A letter was published that provides guidance on prescribing a particular drug in children. There are anxieties about the use of this drug in children, and sometime back a letter from essentially the same group on the same subject was published in the same journal. The electronic version of this original letter included a conflict of interest statement, but the paper edition did not. This was a mistake.

Case

The incomplete systematic review

01-01

A systematic review on the effectiveness of a comparatively new group of drugs was submitted. The review had originally been for an independent body, so the submission was an abridged version. A reviewer pointed out that the review made no reference to a Cochrane review and the trials it cited, which had been published some four months before submission of the paper to the journal.

Case

The undeclared competing interest

00-26

An author wrote us a letter for publication on the importance of doing research on a long established drug.
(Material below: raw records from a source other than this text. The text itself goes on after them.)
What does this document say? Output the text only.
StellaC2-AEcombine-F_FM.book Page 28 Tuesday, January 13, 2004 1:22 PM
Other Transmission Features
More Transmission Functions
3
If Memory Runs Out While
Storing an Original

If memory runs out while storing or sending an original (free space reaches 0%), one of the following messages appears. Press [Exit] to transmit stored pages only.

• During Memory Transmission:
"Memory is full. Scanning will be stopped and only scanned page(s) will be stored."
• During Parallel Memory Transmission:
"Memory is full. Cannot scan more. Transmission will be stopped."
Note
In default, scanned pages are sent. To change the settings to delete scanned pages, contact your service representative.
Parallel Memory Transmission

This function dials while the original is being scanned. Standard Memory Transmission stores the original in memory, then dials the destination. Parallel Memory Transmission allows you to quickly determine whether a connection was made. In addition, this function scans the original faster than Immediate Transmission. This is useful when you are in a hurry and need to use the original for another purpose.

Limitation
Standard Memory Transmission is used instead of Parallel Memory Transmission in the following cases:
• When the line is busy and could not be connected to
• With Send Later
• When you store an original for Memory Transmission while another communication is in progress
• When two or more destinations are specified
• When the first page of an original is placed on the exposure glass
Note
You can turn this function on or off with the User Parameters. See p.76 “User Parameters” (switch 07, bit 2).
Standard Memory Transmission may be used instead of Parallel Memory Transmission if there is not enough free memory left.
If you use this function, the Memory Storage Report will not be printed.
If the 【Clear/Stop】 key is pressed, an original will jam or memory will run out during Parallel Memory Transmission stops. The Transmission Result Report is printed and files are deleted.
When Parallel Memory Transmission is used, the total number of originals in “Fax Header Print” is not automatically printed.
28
He did not declare any competing interest, but we were later informed that he was conducting a trial of the drug funded by a pharmaceutical company. We approached him and asked him to declare his competing interest. Have we done the right thing? Should we do more than simply ask him to declare his competing interest and publish that declaration the journal?

Case

The dubious scientist

00-19

A scientist wrote to a medical journal asking if it was interested in receiving an editorial from him. The editorial would criticise current HIV vaccine research. The scientist is the senior partner of a technology company, and he printed his company’s website in his communication to the journal.

Case

Authorship dispute

00-13

发表了一篇有三位作者名字的文章。并非所有提交人的签名都包含在原始提交信中。Y提出了投诉,他说X在未经他或Z同意或不知情的情况下提交了论文,并且有几个具体的错误和遗漏。随后,Y提交了一份声明,要求在《华尔街日报》上发表,与发表的文章分道扬镳。

Case

Undeclared conflict of interest

00-12

论文从th在一个有争议的话题ree authors was published. All three authors completed forms to say that they did not have competing interests. This was stated at the end of the paper. A reader subsequently contacted the journal to say that she had clear evidence that one of the authors did have competing interests. He had, she said, been involved in legal cases and received substantial payments for his work. The article related to these legal cases.

Case

The declared and the undeclared competing interests

99-26

An editorial was published on a particular subject in which the author’s competing interests were declared. He had given evidence on behalf of patients making a claim against a manufacturer. Three people then separately pointed out that we had already published a commentary on the same subject in which there had been no declaration of competing interest for the author. The three people all said that this author did have competing interests.